In Yonkers, where schools are owed $38 million, there’s only one social worker for every 1,900 students. And in Buffalo, which is owed $76 million in Foundation Aid, there’s insufficient staffing… students with disabilities face long delays for services … and music and art classes are in short supply. In fact, the Buffalo Teachers Federation plans to file suit against the district over the lack of art and music classes.
Recent Foundation Aid increases have barely made a dent in what districts are owed. If New York State continues paying down the debt at the current rate, we estimate it will take 25 years to fully fund districts.
That’s 25 years that New York State students don’t have to wait. And 25 years that we’re not willing to sit by without fighting back on behalf of parents, students and educators in every community in this State.
Because the longer we wait, the more the need grows.
Just think what our school districts could do if they had the funding they’re owed?
The Rochester City School District is facing a $30 million dollar budget gap. It’s preparing to eliminate nearly 200 positions in January, a massive, mid-year disruption for nearly 30,000 students.

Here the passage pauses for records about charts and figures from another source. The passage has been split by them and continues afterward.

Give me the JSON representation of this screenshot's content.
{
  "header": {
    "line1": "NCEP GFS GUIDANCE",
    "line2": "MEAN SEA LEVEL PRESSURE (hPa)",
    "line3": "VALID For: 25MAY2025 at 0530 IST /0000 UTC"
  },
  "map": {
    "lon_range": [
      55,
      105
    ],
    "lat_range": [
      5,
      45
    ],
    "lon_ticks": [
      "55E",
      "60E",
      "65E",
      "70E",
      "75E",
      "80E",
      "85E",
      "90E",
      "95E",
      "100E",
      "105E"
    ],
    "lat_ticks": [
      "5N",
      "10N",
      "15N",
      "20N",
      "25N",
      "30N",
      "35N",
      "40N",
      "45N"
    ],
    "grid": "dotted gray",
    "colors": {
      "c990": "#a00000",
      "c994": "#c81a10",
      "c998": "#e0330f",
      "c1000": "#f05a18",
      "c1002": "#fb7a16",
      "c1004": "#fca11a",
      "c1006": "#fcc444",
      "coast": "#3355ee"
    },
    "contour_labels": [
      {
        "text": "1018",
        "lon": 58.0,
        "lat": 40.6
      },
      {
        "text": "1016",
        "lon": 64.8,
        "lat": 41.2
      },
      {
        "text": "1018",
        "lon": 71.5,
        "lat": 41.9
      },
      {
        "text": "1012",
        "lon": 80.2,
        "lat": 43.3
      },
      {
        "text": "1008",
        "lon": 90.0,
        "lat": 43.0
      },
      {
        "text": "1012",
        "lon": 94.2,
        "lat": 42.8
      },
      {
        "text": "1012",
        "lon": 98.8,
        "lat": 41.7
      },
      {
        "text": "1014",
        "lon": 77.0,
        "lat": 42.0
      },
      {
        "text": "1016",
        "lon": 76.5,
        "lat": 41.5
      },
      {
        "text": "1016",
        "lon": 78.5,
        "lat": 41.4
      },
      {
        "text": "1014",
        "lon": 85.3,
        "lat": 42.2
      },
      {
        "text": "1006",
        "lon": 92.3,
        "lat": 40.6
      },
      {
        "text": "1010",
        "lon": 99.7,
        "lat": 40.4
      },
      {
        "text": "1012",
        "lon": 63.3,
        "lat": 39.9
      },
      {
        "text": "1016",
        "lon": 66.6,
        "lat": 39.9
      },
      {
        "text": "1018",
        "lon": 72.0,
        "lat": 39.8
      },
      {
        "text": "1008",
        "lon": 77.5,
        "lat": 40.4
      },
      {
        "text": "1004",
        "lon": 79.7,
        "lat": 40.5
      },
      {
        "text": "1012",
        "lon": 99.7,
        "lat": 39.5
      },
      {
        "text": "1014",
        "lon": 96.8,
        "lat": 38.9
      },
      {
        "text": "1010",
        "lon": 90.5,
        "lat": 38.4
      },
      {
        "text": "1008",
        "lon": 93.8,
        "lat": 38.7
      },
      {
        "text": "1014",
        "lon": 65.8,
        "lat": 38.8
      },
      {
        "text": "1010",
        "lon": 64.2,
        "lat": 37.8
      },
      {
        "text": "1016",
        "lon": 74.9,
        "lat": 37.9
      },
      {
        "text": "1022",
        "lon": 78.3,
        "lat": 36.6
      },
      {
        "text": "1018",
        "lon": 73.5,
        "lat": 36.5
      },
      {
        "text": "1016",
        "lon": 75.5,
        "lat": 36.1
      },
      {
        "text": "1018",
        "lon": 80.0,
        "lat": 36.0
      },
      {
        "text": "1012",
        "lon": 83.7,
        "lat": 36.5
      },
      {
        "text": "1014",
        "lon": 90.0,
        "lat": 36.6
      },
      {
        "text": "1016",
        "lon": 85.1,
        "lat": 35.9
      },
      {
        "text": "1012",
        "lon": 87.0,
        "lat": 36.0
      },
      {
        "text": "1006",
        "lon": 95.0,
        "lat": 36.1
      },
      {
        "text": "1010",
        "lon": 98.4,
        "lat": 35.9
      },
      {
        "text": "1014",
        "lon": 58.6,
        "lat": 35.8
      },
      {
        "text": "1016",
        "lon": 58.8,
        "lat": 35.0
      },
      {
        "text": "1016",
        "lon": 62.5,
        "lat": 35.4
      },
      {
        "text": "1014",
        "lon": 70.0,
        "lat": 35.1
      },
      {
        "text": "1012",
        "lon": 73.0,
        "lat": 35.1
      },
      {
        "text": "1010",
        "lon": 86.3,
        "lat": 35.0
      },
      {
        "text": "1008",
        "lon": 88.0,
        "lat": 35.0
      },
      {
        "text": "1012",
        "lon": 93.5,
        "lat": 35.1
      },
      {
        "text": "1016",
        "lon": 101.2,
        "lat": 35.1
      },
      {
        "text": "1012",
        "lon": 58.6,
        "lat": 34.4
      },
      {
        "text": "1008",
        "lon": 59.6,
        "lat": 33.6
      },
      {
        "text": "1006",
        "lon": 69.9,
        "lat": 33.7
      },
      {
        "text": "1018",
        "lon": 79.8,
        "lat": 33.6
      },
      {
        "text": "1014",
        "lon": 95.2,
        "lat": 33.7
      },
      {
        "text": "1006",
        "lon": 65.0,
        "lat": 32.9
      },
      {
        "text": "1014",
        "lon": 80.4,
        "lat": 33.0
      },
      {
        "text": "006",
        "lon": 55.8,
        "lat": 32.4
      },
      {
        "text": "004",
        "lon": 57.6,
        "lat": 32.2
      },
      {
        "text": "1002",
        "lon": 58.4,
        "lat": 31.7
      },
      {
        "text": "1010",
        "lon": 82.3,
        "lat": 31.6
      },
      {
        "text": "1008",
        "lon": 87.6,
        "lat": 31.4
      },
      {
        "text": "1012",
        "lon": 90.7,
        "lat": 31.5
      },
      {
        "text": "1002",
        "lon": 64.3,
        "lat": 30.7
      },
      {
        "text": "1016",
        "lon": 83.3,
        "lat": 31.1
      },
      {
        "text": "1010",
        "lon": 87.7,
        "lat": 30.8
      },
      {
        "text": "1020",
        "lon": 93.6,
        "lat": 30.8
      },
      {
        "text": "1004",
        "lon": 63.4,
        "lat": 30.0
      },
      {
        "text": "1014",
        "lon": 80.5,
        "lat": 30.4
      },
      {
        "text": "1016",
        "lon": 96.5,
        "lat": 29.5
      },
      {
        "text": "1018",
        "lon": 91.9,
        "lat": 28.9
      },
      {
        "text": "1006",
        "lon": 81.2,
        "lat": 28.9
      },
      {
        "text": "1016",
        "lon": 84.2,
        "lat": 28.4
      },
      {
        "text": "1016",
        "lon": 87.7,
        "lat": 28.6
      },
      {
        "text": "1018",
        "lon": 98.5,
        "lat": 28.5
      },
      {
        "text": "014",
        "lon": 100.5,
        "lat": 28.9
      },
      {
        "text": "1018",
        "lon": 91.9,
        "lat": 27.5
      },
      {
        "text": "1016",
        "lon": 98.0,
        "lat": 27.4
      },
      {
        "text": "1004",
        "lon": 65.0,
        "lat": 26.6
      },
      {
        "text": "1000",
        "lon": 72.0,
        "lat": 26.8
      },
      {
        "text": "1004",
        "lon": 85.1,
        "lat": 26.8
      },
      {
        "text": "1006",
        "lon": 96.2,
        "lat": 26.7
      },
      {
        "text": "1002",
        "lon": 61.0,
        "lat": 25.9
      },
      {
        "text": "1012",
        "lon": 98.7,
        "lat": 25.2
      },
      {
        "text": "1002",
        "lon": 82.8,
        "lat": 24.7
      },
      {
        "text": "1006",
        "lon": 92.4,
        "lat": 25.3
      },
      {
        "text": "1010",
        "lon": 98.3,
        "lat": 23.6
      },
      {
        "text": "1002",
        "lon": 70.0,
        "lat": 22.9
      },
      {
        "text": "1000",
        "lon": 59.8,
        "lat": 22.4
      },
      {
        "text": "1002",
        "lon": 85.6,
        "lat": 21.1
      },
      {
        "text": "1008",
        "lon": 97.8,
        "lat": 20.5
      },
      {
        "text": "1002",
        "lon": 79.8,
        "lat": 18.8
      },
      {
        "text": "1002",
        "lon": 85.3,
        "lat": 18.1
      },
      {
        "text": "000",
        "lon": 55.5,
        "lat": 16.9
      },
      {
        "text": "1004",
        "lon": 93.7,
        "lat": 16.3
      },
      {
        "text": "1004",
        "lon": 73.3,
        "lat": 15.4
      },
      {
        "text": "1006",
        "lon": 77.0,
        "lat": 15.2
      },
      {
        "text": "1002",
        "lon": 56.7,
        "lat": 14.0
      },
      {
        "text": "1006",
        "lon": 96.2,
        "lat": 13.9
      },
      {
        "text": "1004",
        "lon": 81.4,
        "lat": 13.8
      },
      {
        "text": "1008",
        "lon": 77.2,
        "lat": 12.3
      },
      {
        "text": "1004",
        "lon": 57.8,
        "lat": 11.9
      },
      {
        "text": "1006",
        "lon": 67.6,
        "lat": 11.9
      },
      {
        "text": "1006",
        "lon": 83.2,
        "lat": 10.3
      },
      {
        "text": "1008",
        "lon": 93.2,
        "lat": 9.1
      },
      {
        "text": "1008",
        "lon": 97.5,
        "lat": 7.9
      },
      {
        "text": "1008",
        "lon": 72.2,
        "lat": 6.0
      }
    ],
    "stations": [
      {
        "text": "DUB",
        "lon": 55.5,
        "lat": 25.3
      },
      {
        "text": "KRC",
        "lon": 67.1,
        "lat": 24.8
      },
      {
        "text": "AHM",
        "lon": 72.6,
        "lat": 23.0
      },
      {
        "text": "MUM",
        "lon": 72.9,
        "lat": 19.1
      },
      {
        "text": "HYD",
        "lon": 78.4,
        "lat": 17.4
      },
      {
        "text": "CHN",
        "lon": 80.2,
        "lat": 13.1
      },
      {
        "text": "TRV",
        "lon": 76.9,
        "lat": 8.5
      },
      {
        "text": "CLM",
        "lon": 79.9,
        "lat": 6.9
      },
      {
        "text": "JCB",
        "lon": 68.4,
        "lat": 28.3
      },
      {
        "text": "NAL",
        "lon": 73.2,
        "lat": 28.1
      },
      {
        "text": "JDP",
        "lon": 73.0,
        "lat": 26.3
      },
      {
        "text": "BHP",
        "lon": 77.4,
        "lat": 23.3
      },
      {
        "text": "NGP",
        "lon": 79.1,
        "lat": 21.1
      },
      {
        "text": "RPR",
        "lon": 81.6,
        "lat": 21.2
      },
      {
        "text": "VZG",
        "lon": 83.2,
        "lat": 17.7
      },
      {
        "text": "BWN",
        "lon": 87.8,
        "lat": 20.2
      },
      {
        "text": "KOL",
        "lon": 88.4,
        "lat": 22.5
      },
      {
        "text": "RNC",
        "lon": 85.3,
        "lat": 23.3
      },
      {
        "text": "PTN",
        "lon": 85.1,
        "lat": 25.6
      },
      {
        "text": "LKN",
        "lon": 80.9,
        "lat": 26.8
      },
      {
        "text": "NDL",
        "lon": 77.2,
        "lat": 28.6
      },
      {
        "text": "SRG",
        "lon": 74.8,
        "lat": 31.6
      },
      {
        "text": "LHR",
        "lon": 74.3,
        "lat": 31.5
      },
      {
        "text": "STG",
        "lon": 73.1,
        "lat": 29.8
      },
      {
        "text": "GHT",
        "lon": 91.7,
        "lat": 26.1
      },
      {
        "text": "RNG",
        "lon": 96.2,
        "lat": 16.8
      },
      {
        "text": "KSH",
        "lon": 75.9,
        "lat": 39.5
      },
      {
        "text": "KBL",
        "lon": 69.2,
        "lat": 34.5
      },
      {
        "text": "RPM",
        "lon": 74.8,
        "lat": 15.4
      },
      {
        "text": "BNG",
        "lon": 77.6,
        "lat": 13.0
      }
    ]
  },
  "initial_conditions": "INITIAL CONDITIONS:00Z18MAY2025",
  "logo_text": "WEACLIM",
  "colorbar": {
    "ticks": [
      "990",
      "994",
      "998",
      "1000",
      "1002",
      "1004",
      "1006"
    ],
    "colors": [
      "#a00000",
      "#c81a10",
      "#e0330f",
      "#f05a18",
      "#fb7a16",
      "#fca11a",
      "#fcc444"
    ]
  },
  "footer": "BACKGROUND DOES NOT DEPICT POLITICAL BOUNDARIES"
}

New York State owes Rochester $85 million in Foundation Aid. If they had that funding, they wouldn’t have that budget gap.
At the end of the day, it’s about justice for our students. That’s why NYSUT will continue to fight on behalf of our members until schools get the education dollars they deserve.
Because regardless of where they live, or how much money their family makes, every student deserves access to a sound, basic education.
It’s time for New York State to do the right thing and to fully fund our schools.
Students deserve nothing less.
Andy Pallotta, a former elementary teacher, is president of the more than 600,000-member New York State United Teachers.